Embora pratique a luta livre, não aceita críticas, mas quer exigir dos seus críticos o cumprimento das regras do boxe. Sei que o fato está presente no universo geral da política, mas vale, hoje, especialmente, para o duplo Lula-PT e suas conexões, que enfeitiça a conjuntura no exercício do poder. Pensado para ser superior à sua época, tornou-se um acabado espelho dela. Não percebeu que é pelo sentimento, e não pela ideia, que pertencemos ao nosso tempo. E os sentimentos originais em relação ao seu papel no Estado e na sociedade, fizeram-se, infelizmente, secundários.

Parece cada vez mais um costume, sem base em qualquer lei ou princípio constitucional, que o livre e completo desenvolvimento da personalidade individual do político pode ser exercido sem qualquer restrição sobre todas as instituições e pessoas. Como se sua atividade fosse tão completamente privada a ponto de não levar em conta a vida do outro. E que seu único crime seria ir mal na pesquisa e perder eleição.

Ora, democracia é rigorosamente o regime de governo dedicado aos interesses do cidadão. E a política a forma mais adequada de organizar a conquista e a defesa desses interesses. A vida brasileira não deve nenhum favor a qualquer político. Já está na hora de quem se acha líder parar de ter pena de si mesmo. Quem anda precisando de mais compreensão é o eleitor.

Não temos o direito de querer voltar atrás, mas não estamos conseguindo encontrar a forma de ir adiante.
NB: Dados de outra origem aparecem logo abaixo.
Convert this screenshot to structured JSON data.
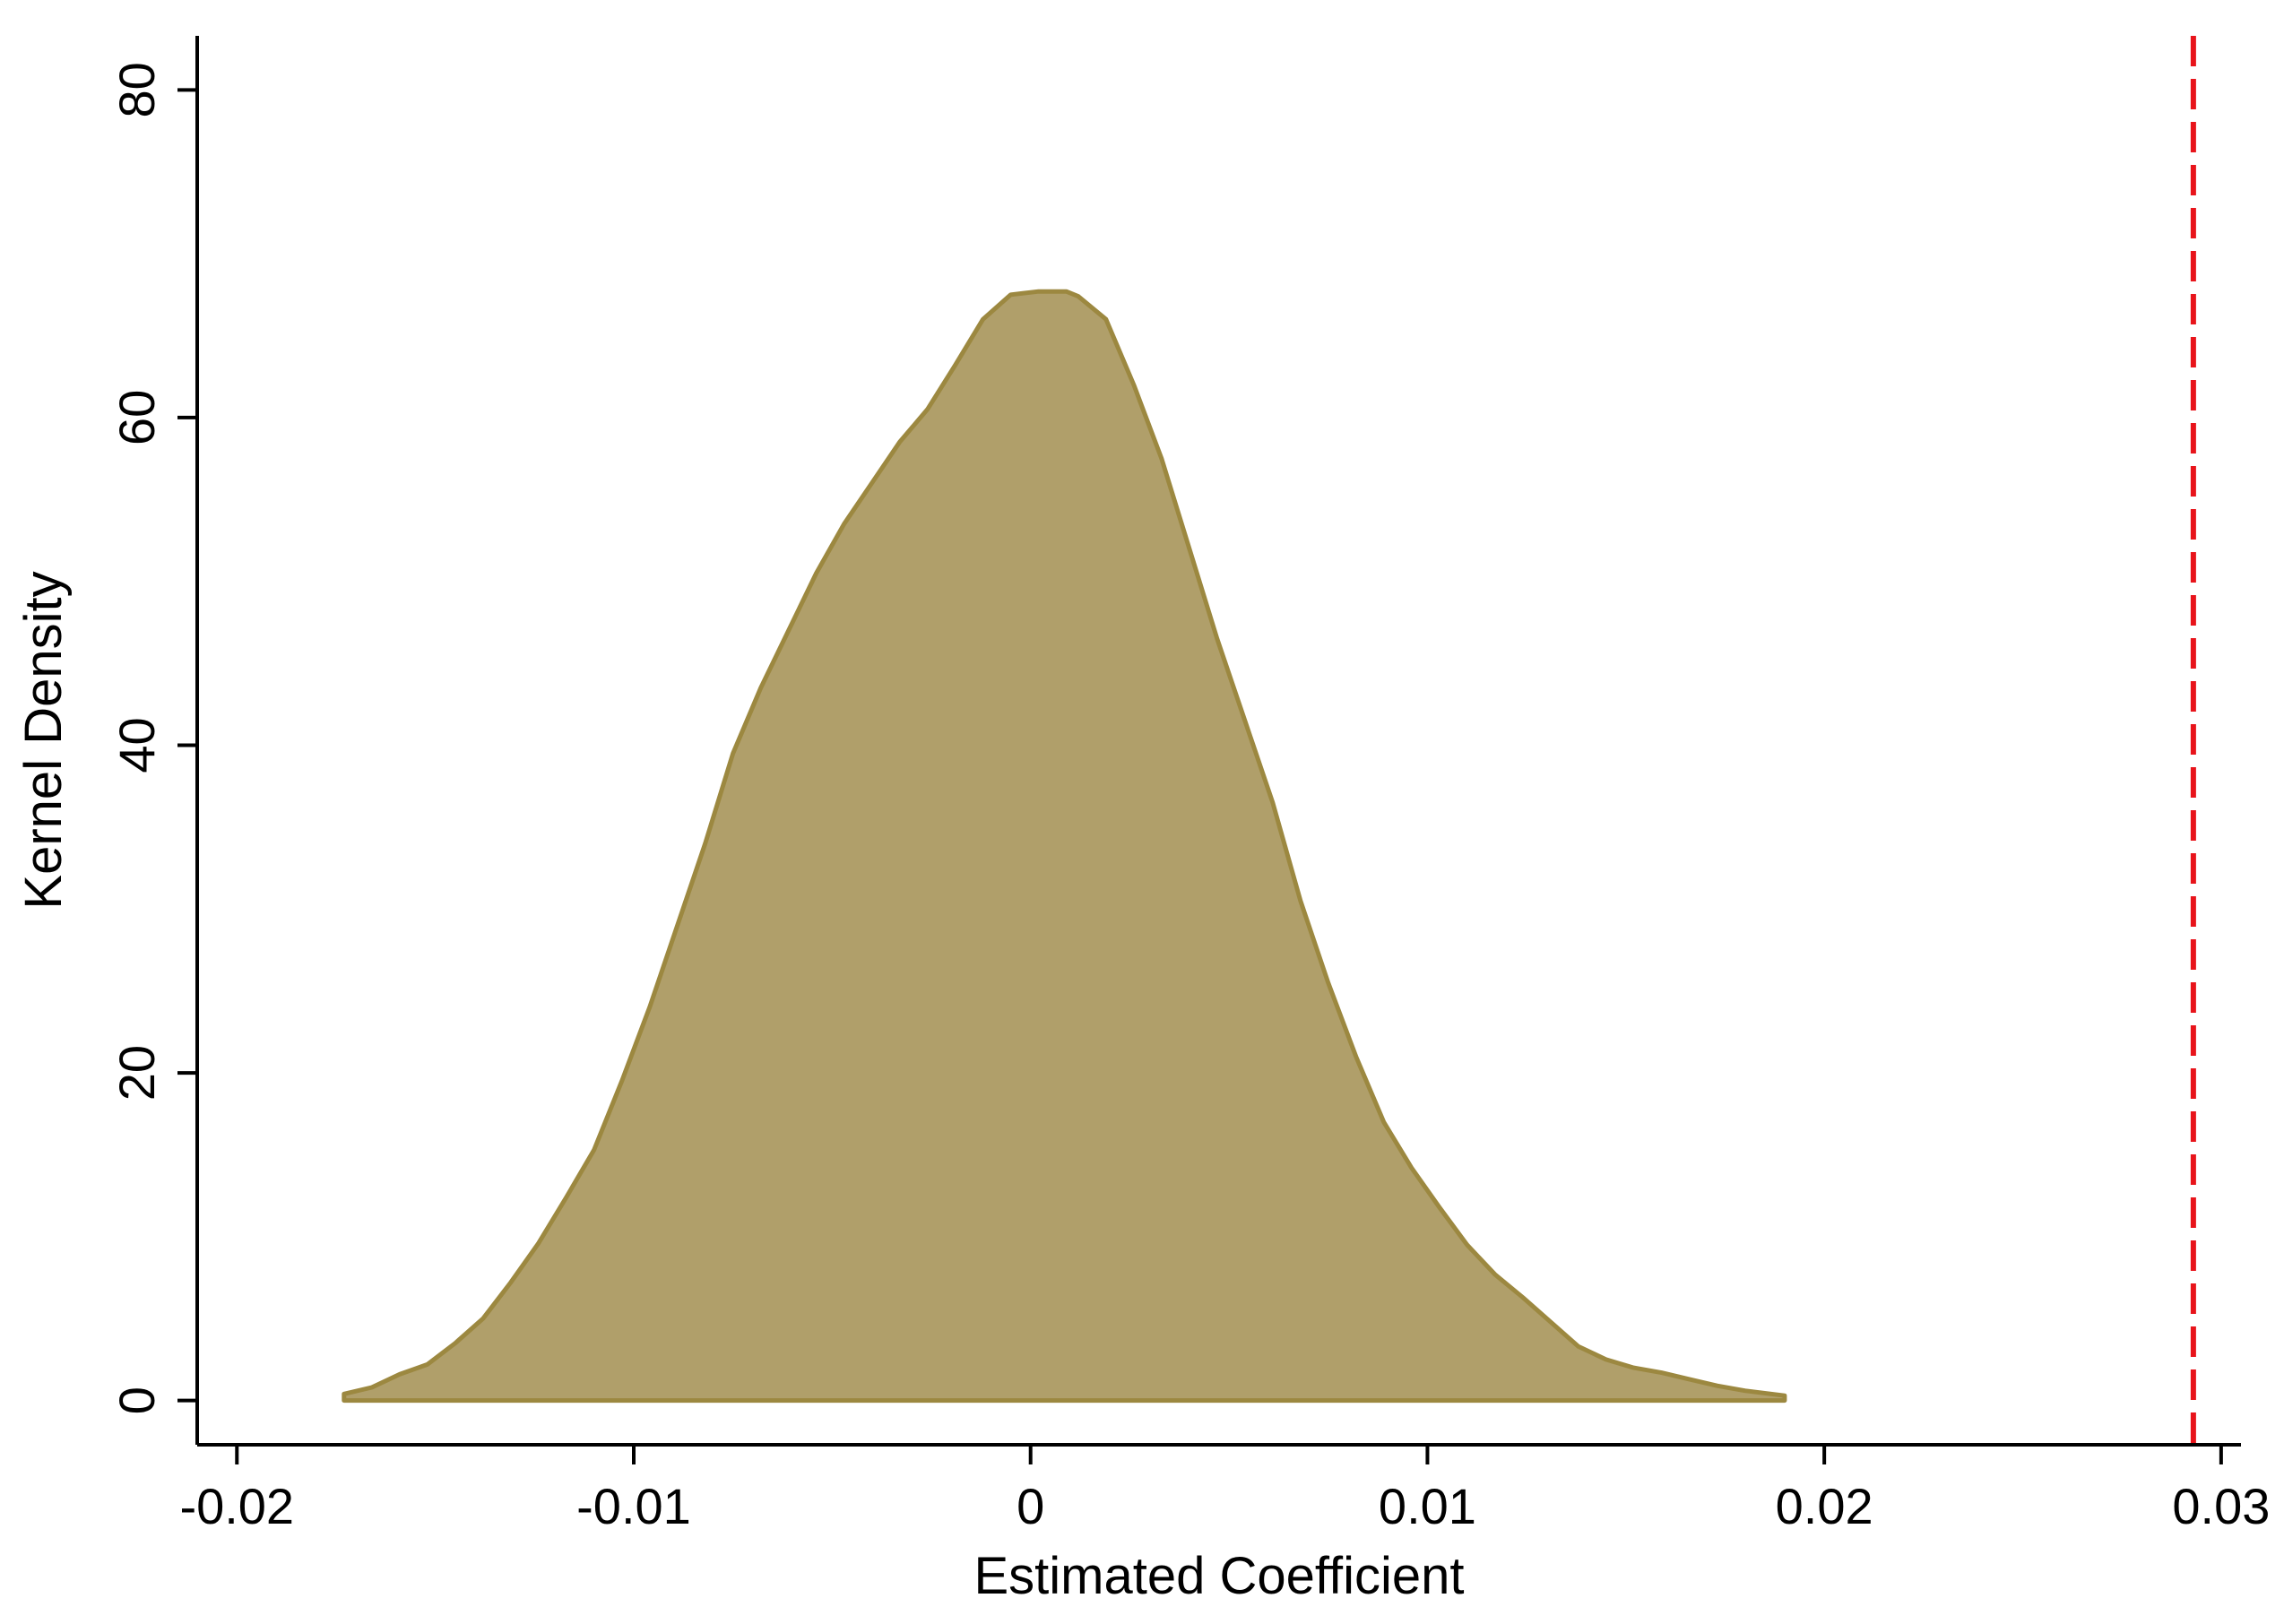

O período militar está presente quando a autoridade arbitrária atemoriza o justo; o mundo de Vargas não passa quando continua impedindo os trabalhadores de enriquecer. E um bom líder não é o que ele representa, ou pensa que é. O que ele se torna é o que ele de fato é. A sociedade e seus costumes, as circunstancias econômicas e políticas, passam, evoluem, mas podem retroceder.

E para entender as novas possibilidades é preciso não ser egoísta, e seguro do que não quer ser de jeito nenhum. Para quem não conseguiu ainda tal façanha, mas pretende se arrepender das bobagens que anda fazendo, vai aqui, pela delicadeza de Jane Austen, uma contemporização: “O egoísmo deve ser sempre perdoado, porque não há esperança de cura”.
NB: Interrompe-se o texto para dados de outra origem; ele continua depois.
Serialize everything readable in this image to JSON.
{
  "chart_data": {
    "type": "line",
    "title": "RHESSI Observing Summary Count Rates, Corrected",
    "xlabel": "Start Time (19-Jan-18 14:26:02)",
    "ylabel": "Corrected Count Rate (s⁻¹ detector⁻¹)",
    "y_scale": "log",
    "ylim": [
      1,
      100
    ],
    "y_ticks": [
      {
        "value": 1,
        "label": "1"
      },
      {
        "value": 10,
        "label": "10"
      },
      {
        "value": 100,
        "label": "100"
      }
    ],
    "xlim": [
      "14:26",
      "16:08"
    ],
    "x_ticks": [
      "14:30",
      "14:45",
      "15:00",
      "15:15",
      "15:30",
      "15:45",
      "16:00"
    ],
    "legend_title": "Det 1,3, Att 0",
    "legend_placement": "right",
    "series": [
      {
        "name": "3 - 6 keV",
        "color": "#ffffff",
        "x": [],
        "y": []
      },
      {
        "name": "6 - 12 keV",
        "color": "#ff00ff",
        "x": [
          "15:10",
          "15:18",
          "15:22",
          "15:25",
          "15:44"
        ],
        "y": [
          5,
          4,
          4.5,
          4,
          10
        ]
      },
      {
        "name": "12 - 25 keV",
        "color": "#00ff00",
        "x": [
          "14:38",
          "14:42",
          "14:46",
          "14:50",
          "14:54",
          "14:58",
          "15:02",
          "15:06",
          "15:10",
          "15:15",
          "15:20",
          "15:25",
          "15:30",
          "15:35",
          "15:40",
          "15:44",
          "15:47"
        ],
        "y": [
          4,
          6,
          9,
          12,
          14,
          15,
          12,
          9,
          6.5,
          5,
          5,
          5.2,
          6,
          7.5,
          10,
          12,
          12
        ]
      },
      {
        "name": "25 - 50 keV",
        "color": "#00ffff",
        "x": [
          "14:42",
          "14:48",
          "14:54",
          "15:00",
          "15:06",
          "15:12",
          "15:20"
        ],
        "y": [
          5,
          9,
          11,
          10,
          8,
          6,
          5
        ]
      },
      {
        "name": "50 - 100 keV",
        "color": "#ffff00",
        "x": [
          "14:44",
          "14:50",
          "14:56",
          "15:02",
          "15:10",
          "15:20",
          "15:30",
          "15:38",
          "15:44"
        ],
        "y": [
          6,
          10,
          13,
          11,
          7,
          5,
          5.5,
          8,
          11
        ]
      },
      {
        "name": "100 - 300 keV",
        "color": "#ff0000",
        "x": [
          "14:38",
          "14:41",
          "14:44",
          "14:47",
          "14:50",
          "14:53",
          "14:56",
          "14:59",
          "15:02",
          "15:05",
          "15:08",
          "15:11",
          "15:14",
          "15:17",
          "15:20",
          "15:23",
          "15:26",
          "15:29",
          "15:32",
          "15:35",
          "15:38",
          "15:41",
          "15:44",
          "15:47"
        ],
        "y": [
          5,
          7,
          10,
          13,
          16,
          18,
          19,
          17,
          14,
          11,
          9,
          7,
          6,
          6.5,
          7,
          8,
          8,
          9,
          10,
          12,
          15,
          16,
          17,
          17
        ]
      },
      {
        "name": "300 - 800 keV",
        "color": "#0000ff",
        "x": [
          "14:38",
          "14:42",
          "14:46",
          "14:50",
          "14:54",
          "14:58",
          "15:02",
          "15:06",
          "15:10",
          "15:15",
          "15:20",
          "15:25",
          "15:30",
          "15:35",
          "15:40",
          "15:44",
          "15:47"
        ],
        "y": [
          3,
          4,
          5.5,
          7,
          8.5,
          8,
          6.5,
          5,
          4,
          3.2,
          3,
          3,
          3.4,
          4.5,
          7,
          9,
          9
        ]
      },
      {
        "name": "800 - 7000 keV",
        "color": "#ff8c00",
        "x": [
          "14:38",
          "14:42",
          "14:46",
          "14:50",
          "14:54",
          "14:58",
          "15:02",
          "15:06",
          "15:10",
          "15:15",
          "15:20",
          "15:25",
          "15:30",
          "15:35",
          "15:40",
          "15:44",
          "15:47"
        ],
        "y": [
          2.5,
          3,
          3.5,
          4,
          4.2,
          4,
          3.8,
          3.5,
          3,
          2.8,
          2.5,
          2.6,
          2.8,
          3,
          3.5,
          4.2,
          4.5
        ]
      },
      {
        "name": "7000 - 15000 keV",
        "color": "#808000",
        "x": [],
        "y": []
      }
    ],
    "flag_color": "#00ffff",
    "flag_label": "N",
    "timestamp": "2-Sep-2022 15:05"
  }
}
Os pontos fortes e fracos de nossos líderes aparecem na relação que estabelecem com os outros de quem vão se tornando espelho. A decepção e a frustração tornam-se fortes quando você não quer ser a imagem do que o outro quer ver. Mas pior é ser o culpado por projetar de você a pior imagem. É a decepção com o político admirado que faz a admiração pela política um espelho partido.

E um dos motivos do desalento geral é a fixação diária no dinheiro como um mel de diletantes, uma forma de autoafirmação e expediente principal da atividade política. Outro, é o uso cotidiano do método simplificador da lógica sindical – campanha salarial, greve até o fim, mais cargo, mais salário, carreira, meus direitos, minha previdência. Duas estradas particulares e estreitas que estão empurrando 200 milhões de brasileiros no abismo por conta da conveniência material dos partidos que já não acreditam no futuro, programas e na força da consciência da realidade para impulsionar a ação política.

Está esgotado o papel do líder que coloca seu êxito pessoal acima da missão coletiva a que se destina. E como não será tolerada a ideia de que causa justa limpa dinheiro sujo permanece uma vigarice a pretensão de falar em superioridade moral quem acha que não importa o meio usado para enriquecer.

O poder é indomável diante do sucesso sem virtude. Aquele que não deseja nem a violência, nem a corrupção e pretende ter verdadeira influência política só tem uma saída: voltar-se inevitavelmente para a virtude.